APT effect size is observed to be elevated in lymphedemetaous arms relative to contralateral arms, most notably subdermally on the medial aspect of upper arm. Breast tissue has been masked out owing to differential contrast from reconstructive surgery. Corresponding z-spectra are shown to the right, which denote a reduction in signal intensity in the region of the APT effect (+3.75 to +3.25 ppm range). Patient information is discussed in detail in the text and also in Table 2.

Figure 5. Relationship between amide proton transfer (APT) effect size and clinical measures of impairment as defined by breast cancer treatment-related lymphedema (BCRL) stage (Table 1)
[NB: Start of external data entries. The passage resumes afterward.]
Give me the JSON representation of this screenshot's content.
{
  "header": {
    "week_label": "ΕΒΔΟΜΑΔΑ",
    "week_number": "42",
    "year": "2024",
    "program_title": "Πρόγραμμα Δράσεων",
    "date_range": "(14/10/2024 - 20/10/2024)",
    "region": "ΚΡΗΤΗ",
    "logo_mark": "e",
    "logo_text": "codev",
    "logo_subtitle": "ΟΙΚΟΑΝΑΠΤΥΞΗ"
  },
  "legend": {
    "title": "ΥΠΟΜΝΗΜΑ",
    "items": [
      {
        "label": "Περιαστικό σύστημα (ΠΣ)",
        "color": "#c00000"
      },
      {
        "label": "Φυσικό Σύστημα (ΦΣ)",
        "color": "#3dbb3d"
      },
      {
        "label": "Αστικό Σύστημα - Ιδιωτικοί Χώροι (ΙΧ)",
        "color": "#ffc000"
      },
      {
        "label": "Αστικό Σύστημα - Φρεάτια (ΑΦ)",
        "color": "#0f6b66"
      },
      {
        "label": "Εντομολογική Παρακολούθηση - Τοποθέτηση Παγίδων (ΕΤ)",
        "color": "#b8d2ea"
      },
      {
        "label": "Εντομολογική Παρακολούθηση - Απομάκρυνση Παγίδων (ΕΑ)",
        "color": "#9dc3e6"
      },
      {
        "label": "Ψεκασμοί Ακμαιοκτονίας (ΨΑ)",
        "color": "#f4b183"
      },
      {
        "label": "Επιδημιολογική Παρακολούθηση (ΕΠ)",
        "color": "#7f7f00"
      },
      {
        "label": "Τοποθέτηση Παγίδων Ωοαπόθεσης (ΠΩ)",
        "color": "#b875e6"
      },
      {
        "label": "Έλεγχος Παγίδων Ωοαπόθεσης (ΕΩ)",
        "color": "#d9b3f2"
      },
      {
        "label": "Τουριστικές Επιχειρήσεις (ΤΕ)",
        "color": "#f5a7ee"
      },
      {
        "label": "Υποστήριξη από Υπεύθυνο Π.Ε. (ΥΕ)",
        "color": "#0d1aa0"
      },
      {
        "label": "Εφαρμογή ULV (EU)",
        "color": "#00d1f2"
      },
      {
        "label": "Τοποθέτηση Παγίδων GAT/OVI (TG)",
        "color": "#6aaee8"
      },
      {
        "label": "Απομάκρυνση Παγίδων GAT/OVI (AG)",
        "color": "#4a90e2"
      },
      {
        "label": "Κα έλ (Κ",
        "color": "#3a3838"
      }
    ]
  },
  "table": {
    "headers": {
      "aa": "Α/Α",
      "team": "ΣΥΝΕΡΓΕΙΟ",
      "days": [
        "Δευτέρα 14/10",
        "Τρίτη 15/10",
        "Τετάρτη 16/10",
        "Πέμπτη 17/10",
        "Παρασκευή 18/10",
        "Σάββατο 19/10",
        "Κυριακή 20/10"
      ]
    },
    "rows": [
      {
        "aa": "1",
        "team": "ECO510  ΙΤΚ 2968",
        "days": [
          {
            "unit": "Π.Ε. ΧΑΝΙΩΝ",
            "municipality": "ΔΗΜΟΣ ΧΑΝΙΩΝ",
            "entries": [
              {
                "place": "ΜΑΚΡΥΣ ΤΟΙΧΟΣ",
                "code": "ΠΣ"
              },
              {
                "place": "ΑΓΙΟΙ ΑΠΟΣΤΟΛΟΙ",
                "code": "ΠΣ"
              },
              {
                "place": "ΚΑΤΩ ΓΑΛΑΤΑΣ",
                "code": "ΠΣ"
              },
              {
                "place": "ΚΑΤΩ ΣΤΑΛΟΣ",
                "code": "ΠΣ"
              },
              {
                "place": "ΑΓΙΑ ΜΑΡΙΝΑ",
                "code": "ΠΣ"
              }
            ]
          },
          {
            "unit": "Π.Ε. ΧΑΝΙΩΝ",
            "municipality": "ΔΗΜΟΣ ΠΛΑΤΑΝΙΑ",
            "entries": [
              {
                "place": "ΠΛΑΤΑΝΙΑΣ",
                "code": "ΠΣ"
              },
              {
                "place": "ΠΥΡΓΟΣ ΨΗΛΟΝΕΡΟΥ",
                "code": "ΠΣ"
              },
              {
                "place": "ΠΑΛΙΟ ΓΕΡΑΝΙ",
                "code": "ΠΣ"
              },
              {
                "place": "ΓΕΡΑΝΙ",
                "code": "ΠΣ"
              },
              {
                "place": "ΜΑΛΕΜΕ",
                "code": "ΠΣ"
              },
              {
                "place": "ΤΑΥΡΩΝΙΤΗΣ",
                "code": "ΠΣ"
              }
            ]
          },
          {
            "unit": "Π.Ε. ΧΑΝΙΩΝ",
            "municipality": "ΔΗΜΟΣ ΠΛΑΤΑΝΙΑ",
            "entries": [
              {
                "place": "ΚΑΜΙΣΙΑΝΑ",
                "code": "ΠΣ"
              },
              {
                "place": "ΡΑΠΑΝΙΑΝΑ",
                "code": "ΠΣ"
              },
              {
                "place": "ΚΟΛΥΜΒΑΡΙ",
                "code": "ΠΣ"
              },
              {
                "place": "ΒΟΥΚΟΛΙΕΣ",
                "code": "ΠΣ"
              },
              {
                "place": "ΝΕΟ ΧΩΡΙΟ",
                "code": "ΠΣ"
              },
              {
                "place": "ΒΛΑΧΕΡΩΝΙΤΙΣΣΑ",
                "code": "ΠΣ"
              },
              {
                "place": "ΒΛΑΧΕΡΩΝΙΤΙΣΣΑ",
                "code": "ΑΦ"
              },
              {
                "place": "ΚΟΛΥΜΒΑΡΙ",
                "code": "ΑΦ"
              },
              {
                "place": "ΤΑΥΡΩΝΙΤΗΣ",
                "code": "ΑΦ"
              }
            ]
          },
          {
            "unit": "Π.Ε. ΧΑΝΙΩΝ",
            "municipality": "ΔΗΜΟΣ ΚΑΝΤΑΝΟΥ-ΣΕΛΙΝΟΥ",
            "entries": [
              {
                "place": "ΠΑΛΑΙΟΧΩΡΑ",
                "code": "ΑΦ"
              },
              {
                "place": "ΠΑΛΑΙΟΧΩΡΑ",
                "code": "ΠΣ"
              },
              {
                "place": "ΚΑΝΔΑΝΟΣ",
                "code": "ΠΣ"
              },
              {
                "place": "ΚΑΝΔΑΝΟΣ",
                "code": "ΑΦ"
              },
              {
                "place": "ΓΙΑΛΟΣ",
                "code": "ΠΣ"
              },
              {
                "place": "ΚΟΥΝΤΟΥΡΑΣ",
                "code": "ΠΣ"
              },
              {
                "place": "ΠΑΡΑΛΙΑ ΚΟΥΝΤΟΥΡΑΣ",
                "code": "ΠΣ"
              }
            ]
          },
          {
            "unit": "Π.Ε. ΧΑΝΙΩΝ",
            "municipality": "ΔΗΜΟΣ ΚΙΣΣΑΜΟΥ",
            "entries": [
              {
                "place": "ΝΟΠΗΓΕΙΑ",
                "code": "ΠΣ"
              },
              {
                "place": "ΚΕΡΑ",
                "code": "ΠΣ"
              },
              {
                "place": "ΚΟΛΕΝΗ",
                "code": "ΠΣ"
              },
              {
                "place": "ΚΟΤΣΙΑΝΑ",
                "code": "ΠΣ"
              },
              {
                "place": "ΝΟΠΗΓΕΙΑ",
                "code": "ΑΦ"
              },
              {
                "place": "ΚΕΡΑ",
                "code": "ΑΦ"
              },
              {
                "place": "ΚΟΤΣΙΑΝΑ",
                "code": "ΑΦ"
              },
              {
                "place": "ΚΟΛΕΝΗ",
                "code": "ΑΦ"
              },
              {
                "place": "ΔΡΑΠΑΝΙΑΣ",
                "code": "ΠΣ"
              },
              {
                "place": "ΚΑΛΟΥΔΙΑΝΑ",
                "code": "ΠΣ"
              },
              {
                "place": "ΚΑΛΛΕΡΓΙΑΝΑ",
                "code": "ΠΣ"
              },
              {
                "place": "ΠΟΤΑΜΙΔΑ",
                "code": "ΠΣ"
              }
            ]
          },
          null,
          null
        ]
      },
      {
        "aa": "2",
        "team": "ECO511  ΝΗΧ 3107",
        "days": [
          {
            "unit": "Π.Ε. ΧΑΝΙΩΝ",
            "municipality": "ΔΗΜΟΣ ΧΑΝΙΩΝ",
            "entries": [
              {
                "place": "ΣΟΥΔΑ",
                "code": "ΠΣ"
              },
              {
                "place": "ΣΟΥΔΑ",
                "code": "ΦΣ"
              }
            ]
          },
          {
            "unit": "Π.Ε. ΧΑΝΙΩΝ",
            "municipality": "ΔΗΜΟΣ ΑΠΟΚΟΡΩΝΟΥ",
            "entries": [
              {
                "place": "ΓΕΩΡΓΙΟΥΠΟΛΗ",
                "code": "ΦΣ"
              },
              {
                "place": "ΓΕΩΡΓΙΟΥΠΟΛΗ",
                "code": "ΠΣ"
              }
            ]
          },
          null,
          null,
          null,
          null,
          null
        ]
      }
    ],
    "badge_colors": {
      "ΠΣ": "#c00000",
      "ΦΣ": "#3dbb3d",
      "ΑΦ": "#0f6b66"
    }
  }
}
Data are taken from all controls in the control group (green), and limbs of patients with node removal (e.g., both arms from patient 1 and 6 are included owing to bilateral node resection). Data suggest that APT contrast increases with increasing lymphatic impairment, and differences between control arms and Stage 0 BCRL patients are suggested. Additional data in a larger volume of patients, also controlling for duration since node resection and other risk factors (e.g., radiation therapy, age, sarcoma, cellulitis and obesity) are likely necessary to fully understand the relationship between APT contrast and lymphatic compromise. Bars denote one standard deviation.